As far as treatment, I've never owned an expensive book so I can't speak to that, but I usually feel a well worn book is the sign of a well used mind, so I don't mind digging into anything I read.

Michael Wade said...


I always have a large number of unread books; some purchased years ago. When the mood strikes, I'm ready.

Other books are kept for possible research or because I plan to re-read them. [I've started re-reading the Aubrey-Maturin series by Patriuck O'Brian. I also know that certain books, such as "War and Peace," will be re-read.]


Michael Wade said...

Make that "Patrick O'Brian."

Bear with me.


Anonymous said...

I don't really own any books I consider expensive, so if the book is mine it is fair game for notes, underlines, lines, arrows, symbols, braces, square brackets, dogeared pages, and particularly notable pages being recorded at the back of the book. I freely annotate the table of contents and index. The main exceptions to this are books I consider of sentimental, historic, or sacred value.

More than once I've loaned a trusted friend a book and offered them an unmarked or annotated copy and they sometimes prefer the annotated copy. If you're not a trusted friend, well ... I'm still reading it. This more or less matches my philosophy on loaning tools.

Yes, I've been known to buy more than one copy of a book, particularly if it is a hard cover; such tend to disappear off the shelves and go out of print rapidly unless it becomes a best seller. I especially enjoy being able to give a friend their own copy of a favorite book.

I value the author's and my thoughts more than the physical object, and annotation makes those thoughts more readily available. I also put my name and date purchased on the first page after the cover. Doing so provides a quirky kind of audit trail of what I've learned and when.

I stopped using highlight markers since, depending on the color, photocopiers obscure the marked text.

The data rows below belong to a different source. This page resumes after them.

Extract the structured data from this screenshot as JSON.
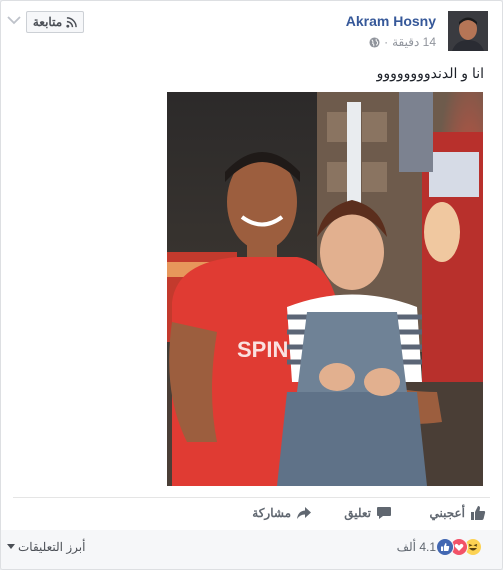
{
  "post": {
    "author": "Akram Hosny",
    "time": "14 دقيقة",
    "meta_separator": "·",
    "text": "انا و الدندوووووووو",
    "follow_label": "متابعة"
  },
  "actions": {
    "like": "أعجبني",
    "comment": "تعليق",
    "share": "مشاركة"
  },
  "footer": {
    "reaction_count": "4.1 ألف",
    "sort_label": "أبرز التعليقات"
  },
  "icons": {
    "globe": "globe-icon",
    "rss": "rss-icon",
    "like": "thumbs-up-icon",
    "comment": "speech-bubble-icon",
    "share": "share-arrow-icon",
    "chevron": "chevron-down-icon"
  },
  "colors": {
    "link": "#365899",
    "like_reaction": "#4267b2",
    "love_reaction": "#f25268",
    "haha_reaction": "#fcd253"
  }
}
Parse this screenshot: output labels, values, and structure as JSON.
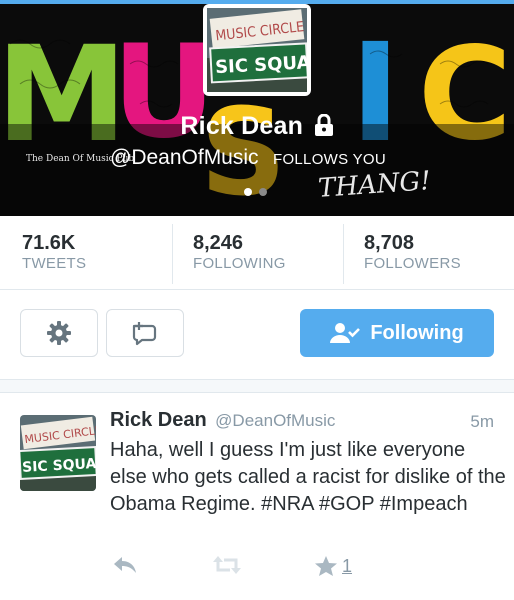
{
  "profile": {
    "name": "Rick Dean",
    "handle": "@DeanOfMusic",
    "follows_you": "FOLLOWS YOU",
    "banner_caption": "The Dean Of Music Pub",
    "banner_script": "THANG!",
    "banner_word": "MUSIC",
    "sign_top": "MUSIC CIRCLE S",
    "sign_bottom": "SIC SQUARE",
    "carousel_pages": 2,
    "carousel_active": 1
  },
  "stats": [
    {
      "value": "71.6K",
      "label": "TWEETS"
    },
    {
      "value": "8,246",
      "label": "FOLLOWING"
    },
    {
      "value": "8,708",
      "label": "FOLLOWERS"
    }
  ],
  "actions": {
    "settings_icon": "gear-icon",
    "reply_icon": "direct-message-icon",
    "follow_label": "Following",
    "follow_icon": "person-check-icon"
  },
  "tweet": {
    "name": "Rick Dean",
    "handle": "@DeanOfMusic",
    "time": "5m",
    "text": "Haha, well I guess I'm just like everyone else who gets called a racist for dislike of the Obama Regime. #NRA #GOP #Impeach",
    "favorite_count": "1"
  },
  "colors": {
    "accent": "#55acee",
    "text": "#292f33",
    "muted": "#8899a6",
    "border": "#e1e8ed"
  }
}
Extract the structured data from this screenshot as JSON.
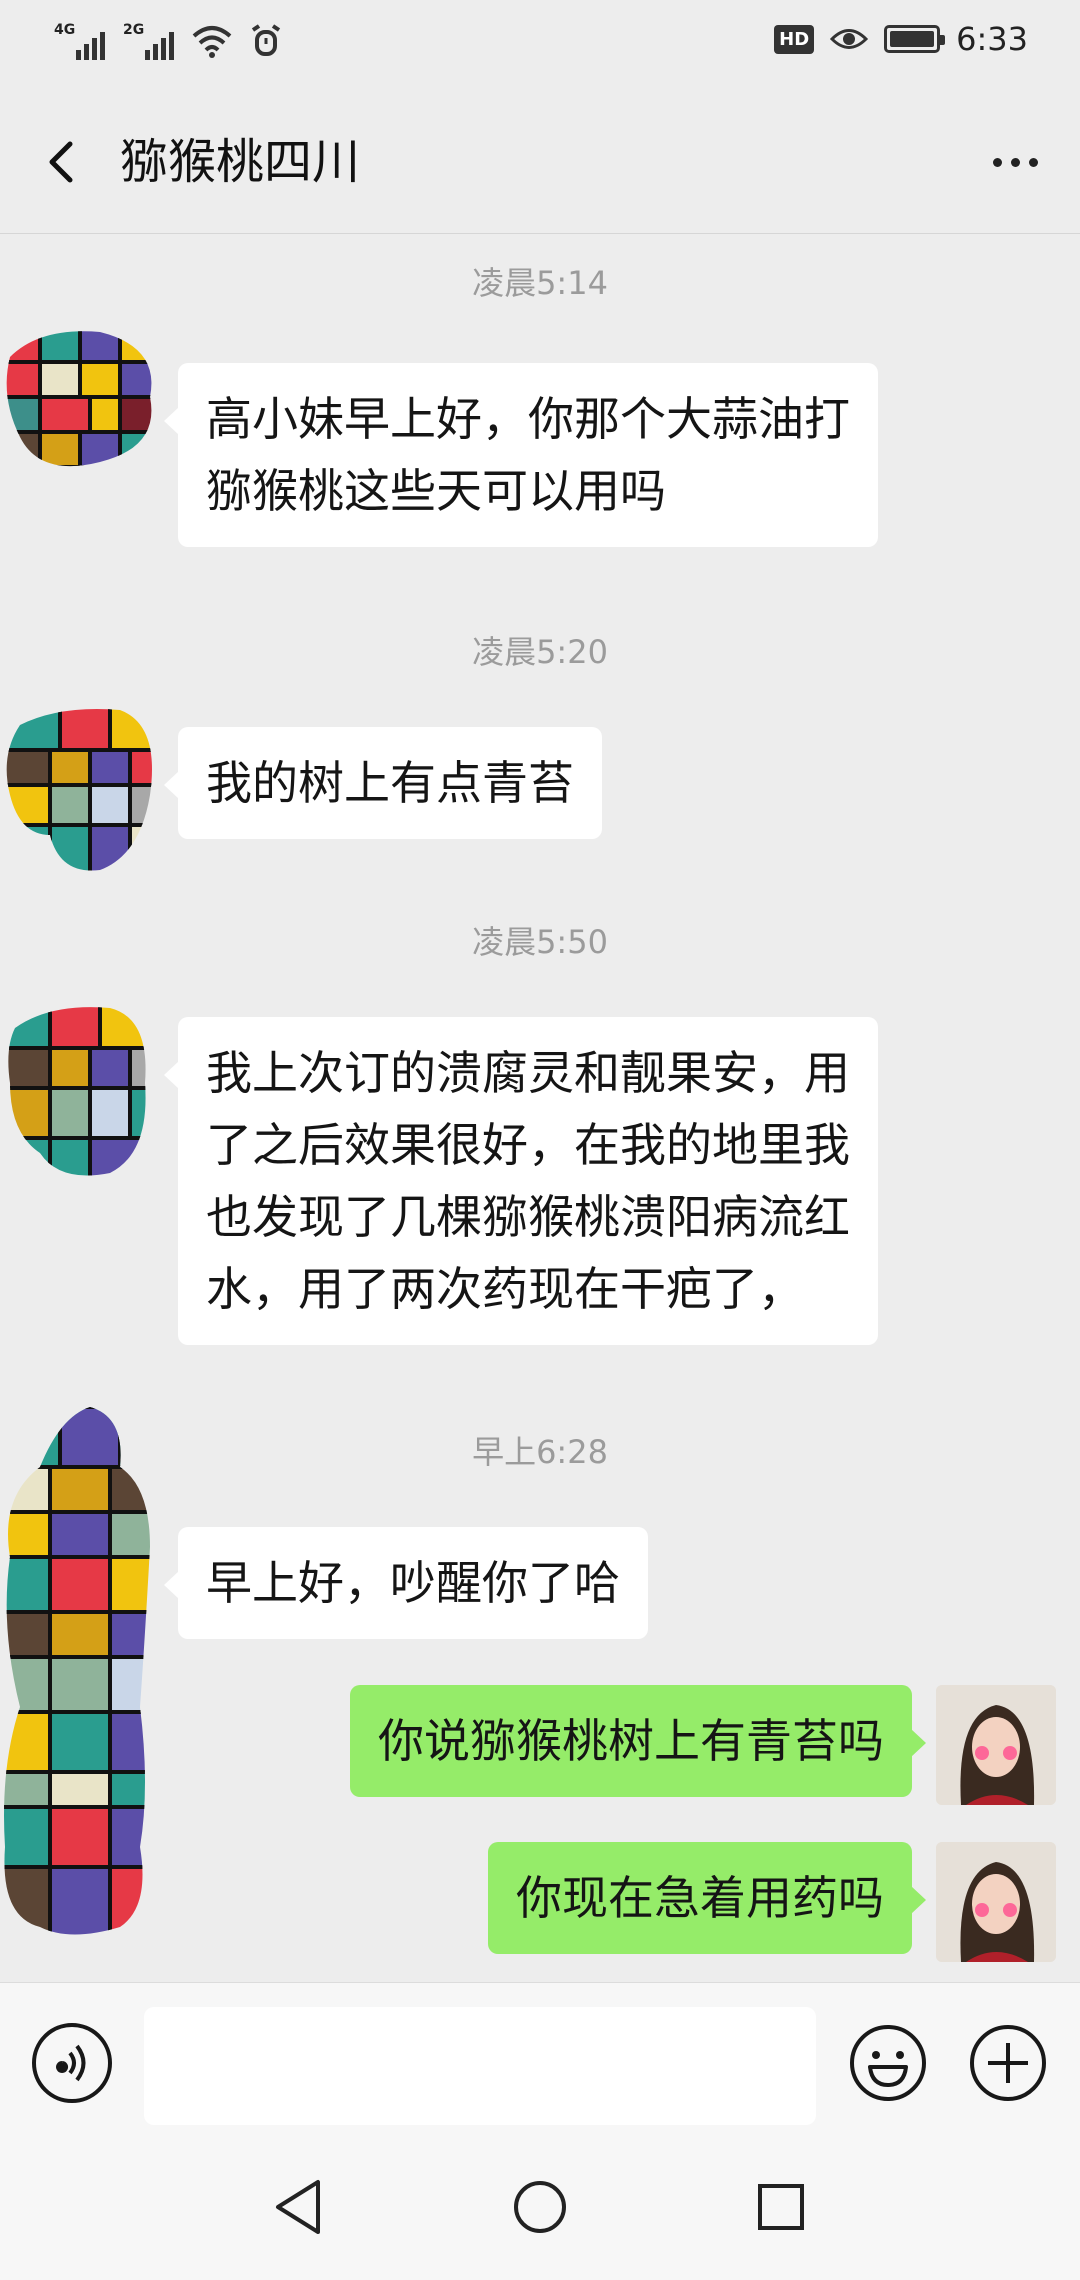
{
  "status_bar": {
    "network_1": "4G",
    "network_2": "2G",
    "hd_label": "HD",
    "time": "6:33",
    "icons": [
      "signal-4g-icon",
      "signal-2g-icon",
      "wifi-icon",
      "alarm-icon",
      "hd-icon",
      "eye-icon",
      "battery-icon"
    ]
  },
  "header": {
    "title": "猕猴桃四川",
    "back_icon": "chevron-left-icon",
    "more_icon": "more-dots-icon"
  },
  "messages": [
    {
      "type": "time",
      "text": "凌晨5:14"
    },
    {
      "type": "incoming",
      "lines": [
        "高小妹早上好，你那个大蒜油打",
        "猕猴桃这些天可以用吗"
      ]
    },
    {
      "type": "time",
      "text": "凌晨5:20"
    },
    {
      "type": "incoming",
      "lines": [
        "我的树上有点青苔"
      ]
    },
    {
      "type": "time",
      "text": "凌晨5:50"
    },
    {
      "type": "incoming",
      "lines": [
        "我上次订的溃腐灵和靓果安，用",
        "了之后效果很好，在我的地里我",
        "也发现了几棵猕猴桃溃阳病流红",
        "水，用了两次药现在干疤了，"
      ]
    },
    {
      "type": "time",
      "text": "早上6:28"
    },
    {
      "type": "incoming",
      "lines": [
        "早上好，吵醒你了哈"
      ]
    },
    {
      "type": "outgoing",
      "lines": [
        "你说猕猴桃树上有青苔吗"
      ]
    },
    {
      "type": "outgoing",
      "lines": [
        "你现在急着用药吗"
      ]
    }
  ],
  "input_bar": {
    "text_value": "",
    "icons": [
      "voice-icon",
      "emoji-icon",
      "plus-icon"
    ]
  },
  "nav_bar": {
    "icons": [
      "back-triangle-icon",
      "home-circle-icon",
      "recents-square-icon"
    ]
  },
  "colors": {
    "background": "#ededed",
    "incoming_bubble": "#ffffff",
    "outgoing_bubble": "#95ec69",
    "timestamp": "#9b9b9b"
  }
}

Unfortunately bookmarks captured on ebooks aren't really portable and adding notes varies by application - most not at all. A consistently formatted export function would be a real boon. I keep meaning to review and record the bookmarks once I've finished reading a book, but I'm usually on to the next one and the old bookmarks languish.

Recently my favorite ereader (a lightweight 5" diagonal eInk ereader) died, and all those uncaptured bookmarks are lost to me. I've already begun to rethink how I bookmark and what happens to those bookmarks based on this experience.

For especially notable books, I write my own review and append the bookmarked passages. Granted, some ereaders or ereader software makes copying text from the book a breeze, and for that I am grateful.

I have saved a large collection of quotations, and hold them in high regard. And of course I have notes in those as well.

Hey, lookee what I found:

Theis is also fun:


Michael Wade said...


Those are great practices and I appreciate the links!

A client of mine recently told me that her system involves writing key points on large index cards. She often organizes them by subject rather than by book.

I really like your practice of writing a review. For some time now I have been writing key page numbers and their topics in the front and/or back of the book. That has been helpful.

As you've noted, the e-books have their limitations. If I'm going to make notes, I need a paper copy.